Il nostro Nonno Mario dà l’okay a spendersi ancora per l’Italia, purché chi detiene le chiavi delle porte d’ogni potere non dissipi un tesoro di credibilità internazionale in egoismi di parte, convenienze di bottega, giochi di reciproca sopraffazione. Non lo dichiara, Draghi, ma probabilmente lo pensa: gli sembra ridicolo che ogni giorno salti su il leader Pincopallo a chiedergli di manifestare che poltrona vuole; e un secondo a raccomandargli la permanenza a Chigi; e un terzo a invocarne l’ascesa al Quirinale; e un quarto a imbastire obliqui ragionamenti, mirando a elezioni anticipate l’anno venturo invece che, come da regola di legislatura, nel 2023.

Tutti nipoti un po’ monelli, dà ad intendere il nostro Nonno Mario. Pure a lui piace scherzare. Però non col fuoco. La nota rilevante inviata dal caminetto natalizio appare di semplice lettura: il presidente del Consiglio ha una voglia infinita d’adoperarsi, perché tanto gl’impone il senso del dovere.

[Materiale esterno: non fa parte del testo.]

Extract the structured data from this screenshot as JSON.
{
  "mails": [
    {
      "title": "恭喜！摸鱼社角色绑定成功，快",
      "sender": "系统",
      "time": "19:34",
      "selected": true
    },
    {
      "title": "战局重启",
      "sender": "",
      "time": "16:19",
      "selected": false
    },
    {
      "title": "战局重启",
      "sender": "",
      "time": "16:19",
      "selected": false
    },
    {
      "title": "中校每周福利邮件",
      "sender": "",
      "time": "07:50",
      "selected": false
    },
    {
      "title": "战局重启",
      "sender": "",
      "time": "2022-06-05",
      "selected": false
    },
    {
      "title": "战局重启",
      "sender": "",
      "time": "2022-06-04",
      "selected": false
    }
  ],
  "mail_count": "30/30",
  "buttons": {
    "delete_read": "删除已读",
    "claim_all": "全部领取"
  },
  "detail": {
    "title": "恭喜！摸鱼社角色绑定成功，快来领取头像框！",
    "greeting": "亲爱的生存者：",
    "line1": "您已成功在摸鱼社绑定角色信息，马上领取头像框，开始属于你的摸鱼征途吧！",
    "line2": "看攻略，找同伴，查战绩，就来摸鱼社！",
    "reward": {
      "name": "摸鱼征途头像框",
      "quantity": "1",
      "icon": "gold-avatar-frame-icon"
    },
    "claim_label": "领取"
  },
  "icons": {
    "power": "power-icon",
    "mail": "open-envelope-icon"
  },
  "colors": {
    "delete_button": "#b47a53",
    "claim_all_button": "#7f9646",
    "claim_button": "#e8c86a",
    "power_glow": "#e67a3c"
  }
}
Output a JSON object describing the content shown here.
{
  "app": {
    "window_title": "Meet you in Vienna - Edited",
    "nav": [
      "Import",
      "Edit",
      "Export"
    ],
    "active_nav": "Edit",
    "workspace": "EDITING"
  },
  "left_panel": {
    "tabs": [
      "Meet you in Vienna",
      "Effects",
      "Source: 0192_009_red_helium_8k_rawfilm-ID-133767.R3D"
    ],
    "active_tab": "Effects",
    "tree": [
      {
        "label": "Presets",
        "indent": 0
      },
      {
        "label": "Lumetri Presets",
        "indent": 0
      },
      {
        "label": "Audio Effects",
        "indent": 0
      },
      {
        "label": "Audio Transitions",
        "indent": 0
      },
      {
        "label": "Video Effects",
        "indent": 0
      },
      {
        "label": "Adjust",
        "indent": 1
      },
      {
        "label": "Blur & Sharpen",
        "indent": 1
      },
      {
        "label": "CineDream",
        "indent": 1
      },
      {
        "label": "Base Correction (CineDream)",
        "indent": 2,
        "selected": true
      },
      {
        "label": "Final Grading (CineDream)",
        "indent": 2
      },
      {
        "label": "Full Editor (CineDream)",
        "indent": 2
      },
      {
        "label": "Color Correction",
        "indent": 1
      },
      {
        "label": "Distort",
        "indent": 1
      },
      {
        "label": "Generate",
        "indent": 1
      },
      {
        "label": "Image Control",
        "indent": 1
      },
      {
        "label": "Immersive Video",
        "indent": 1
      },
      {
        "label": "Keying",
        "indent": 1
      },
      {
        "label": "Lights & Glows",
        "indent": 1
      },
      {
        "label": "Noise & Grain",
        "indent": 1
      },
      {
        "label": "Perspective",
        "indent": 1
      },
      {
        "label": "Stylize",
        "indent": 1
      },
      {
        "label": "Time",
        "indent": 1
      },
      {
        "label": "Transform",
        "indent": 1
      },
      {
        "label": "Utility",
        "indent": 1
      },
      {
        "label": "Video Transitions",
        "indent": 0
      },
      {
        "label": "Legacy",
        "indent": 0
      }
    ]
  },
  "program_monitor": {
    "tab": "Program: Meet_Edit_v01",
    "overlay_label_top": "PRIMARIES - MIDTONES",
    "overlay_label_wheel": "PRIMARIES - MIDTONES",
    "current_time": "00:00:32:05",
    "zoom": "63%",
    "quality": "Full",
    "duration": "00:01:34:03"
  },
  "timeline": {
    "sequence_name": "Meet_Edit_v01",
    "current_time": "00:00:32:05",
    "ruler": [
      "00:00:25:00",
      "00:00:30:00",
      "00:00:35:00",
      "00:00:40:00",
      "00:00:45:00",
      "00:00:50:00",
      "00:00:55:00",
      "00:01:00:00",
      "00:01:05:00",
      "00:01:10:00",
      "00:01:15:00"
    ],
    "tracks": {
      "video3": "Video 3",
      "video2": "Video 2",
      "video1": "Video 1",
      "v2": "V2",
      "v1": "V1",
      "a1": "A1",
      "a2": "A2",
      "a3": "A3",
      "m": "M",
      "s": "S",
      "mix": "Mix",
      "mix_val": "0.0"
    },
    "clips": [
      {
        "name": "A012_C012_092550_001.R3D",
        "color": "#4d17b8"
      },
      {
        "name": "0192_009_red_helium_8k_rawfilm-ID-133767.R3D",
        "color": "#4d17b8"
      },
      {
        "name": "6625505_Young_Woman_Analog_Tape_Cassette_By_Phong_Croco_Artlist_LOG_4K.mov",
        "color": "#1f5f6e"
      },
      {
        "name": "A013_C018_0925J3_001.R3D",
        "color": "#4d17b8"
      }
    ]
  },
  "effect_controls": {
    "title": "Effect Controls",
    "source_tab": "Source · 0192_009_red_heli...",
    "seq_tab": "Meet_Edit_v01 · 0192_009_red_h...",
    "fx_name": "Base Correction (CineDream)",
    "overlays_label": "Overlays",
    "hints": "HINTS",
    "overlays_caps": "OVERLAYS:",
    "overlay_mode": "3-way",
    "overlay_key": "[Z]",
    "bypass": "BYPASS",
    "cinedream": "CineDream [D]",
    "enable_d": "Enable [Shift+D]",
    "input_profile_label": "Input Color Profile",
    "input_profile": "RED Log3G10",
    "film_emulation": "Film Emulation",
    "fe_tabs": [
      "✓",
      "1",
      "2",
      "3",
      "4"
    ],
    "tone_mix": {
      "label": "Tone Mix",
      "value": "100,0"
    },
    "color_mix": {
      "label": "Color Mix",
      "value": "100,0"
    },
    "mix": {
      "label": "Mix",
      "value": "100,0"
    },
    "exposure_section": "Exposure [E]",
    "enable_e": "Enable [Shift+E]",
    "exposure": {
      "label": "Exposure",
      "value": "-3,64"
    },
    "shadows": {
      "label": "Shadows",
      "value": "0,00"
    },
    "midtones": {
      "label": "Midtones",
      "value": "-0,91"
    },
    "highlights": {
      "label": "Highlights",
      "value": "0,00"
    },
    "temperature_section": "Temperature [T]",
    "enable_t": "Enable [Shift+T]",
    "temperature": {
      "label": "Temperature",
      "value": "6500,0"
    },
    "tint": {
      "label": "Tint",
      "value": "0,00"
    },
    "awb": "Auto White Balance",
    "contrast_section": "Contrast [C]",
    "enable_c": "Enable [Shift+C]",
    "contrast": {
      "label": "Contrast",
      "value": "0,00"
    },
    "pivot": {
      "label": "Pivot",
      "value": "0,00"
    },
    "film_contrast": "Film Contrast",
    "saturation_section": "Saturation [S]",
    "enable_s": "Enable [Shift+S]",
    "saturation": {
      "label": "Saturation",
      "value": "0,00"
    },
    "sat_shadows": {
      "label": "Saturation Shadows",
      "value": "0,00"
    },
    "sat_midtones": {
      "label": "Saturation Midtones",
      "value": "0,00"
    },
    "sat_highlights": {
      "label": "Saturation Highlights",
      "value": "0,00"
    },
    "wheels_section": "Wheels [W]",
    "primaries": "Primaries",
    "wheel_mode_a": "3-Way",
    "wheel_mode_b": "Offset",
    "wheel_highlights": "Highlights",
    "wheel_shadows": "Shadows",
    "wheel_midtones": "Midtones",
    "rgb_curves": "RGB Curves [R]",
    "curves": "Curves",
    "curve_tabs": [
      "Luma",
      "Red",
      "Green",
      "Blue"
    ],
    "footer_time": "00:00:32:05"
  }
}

Non un’infinita pazienza nel sopportare, perché tanto gl’intima la dignità verso sé stesso. Stiano attenti a non esagerare, quelli che lo tirano di qua e di là, fino a strattonarlo: il nostro Nonno Mario potrebbe togliere il disturbo, e dedicarsi alla sua famiglia anziché a quelle dei connazionali. Patriota sì, ma fino a un punto preciso e non esplicitato: o salgo al Colle o scendo dal carro. Ipotesi che terrorizza l’arena romana perché contentare il richiedente significherebbe avviare il semipresidenzialismo di fatto annunziato tempo fa da Giorgetti. Con ricadute inimmaginabili e pericoli annessi.